THE SOLO DRIFTER: Exploring Saudi Arabia’s Timeless Kingdom, Future Horizons | A Travel Guide

I only write blogs about my country trips once I leave that country. But for Saudi Arabia where I am based now, I felt that it is high time to start introducing the Kingdom to my readers. My usual The Solo Drifter blog posts start with a vlog. My time cannot afford to make one this time (I couldn’t even write my blog for my other trips in Europe and the Middle East) but hoping to make them sooner.

Visiting Saudi Arabia

I am currently holding an Iqama, an ID that provides expatriates the right to live and work in the Kingdom. For visitors, the Kingdom offers an electronic visa. Holders of a US, UK or Schengen visa are eligible for a Saudi electronic visa upon arrival.
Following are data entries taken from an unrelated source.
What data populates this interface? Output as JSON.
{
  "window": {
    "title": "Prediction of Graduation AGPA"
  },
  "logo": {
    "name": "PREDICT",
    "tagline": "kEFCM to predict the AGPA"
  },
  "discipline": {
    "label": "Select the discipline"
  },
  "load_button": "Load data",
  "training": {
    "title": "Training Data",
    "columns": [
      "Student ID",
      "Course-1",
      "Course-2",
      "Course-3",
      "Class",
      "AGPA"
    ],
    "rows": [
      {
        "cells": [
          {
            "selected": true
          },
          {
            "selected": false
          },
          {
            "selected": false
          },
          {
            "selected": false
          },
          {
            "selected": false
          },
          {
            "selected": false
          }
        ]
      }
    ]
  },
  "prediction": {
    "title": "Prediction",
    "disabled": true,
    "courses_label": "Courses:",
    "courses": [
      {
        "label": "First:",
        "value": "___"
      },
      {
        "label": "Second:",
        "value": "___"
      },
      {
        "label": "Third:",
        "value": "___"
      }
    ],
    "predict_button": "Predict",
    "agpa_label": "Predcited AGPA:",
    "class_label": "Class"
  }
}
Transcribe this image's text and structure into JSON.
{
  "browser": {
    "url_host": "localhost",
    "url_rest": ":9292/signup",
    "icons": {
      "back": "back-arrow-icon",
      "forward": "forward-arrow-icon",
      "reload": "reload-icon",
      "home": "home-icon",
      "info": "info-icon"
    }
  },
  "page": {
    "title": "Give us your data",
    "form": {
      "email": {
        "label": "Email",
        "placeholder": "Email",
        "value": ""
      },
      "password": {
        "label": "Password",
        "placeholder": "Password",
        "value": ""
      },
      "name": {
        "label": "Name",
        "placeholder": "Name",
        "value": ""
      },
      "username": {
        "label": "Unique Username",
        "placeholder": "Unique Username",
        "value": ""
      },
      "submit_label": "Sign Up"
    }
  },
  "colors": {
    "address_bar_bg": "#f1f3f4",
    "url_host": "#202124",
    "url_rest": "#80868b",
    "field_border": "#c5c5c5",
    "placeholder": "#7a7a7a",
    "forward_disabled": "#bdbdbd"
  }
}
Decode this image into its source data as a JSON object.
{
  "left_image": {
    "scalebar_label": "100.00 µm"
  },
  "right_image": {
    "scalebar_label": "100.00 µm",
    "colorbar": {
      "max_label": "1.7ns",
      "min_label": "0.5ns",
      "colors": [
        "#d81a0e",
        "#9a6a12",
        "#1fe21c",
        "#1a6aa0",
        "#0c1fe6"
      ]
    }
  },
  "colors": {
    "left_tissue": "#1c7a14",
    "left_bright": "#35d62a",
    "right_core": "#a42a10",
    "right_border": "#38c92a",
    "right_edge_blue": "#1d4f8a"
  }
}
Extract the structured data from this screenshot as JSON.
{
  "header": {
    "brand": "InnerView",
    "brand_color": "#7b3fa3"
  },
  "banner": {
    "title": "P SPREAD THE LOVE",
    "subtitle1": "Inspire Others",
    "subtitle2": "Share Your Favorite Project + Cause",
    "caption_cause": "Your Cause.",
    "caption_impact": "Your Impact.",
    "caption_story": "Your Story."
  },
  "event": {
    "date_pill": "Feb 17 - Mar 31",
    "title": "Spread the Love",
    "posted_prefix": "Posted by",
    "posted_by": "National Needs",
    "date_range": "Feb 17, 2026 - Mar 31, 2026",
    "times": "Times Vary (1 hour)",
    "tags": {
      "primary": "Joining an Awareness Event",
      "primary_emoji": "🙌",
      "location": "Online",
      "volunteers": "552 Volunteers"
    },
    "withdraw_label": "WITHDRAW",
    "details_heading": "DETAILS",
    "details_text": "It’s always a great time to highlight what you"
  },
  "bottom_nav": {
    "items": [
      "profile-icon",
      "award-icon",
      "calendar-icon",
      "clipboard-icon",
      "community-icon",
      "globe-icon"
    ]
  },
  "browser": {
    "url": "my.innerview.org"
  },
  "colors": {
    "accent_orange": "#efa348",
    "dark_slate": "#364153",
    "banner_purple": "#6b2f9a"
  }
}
What you need to know about the Kingdom of Saudi Arabia

  1. Fifth-largest country in Asia and the largest in the Middle East.
  2. The word “Saudi” is derived from the element as-Suʿūdīyya in the Arabic name of the country, which is a type of adjective known as a nisba, formed from the dynastic name of the Saudi royal family, the Al Saud (Arabic: آل سعود).
  3. The emergence of what was to become the Saudi royal family, known as the Al Saud, began at the town of Diriyah in Nejd in central Arabia with the accession as emir of Muhammad bin Saud on 22 February 1727.
  4. In the early 19th century, the Ottoman Empire, based in Istanbul, sought to assert its control over various regions, including parts of the Arabian Peninsula.
  5. After a period of regional fragmentation, the Second Saudi State emerged in the 1820s but faced further Ottoman intervention.
  6. Abdulaziz Ibn Saud, also known as Ibn Saud, initiated the founding of the Third Saudi State in the early 20th century. In 1902, Ibn Saud recaptured Riyadh from the Al Rashid family, marking the beginning of his efforts to unify the Arabian Peninsula.
  7. Ibn Saud continued to consolidate his power by gradually capturing and unifying various regions through military campaigns. On September 23, 1932, Abdulaziz Ibn Saud formally declared the establishment of the Kingdom of Saudi Arabia, uniting the territories he had conquered.
  8. Saudi Arabia is the world’s largest oil exporter, with proven oil reserves of around 266 billion barrels.
  9. Vision 2030, launched in 2016, aims to reduce the country’s dependence on oil and diversify the economy.
  10. The Public Investment Fund (PIF) is a key driver of economic diversification, with a target to increase its assets to $2 trillion by 2030.
  11. Saudi Aramco, the state-owned oil company, is the world’s most valuable company.
  12. The ban on cinemas was lifted in 2018, contributing to the growth of the entertainment industry.
  13. Women were granted the right to drive in 2018, marking a significant social reform.
  14. Mecca and Medina, located in Saudi Arabia, are the two holiest cities in Islam.
  15. The annual Hajj pilgrimage attracts millions of Muslims from around the world.
  16. Riyadh, the capital, is home to the King Abdullah Financial District, a major financial hub.
  17. The Riyadh Metro, one of the largest urban transport projects globally, is under construction.
  18. There are trains from city to city that can be utilized when travelling.
  19. Within the cities, there are buses that are available.
  20. Salman bin Abdulaziz Al Saud is the current king. Mohammed bin Salman is the Crown Prince and Prime Minister.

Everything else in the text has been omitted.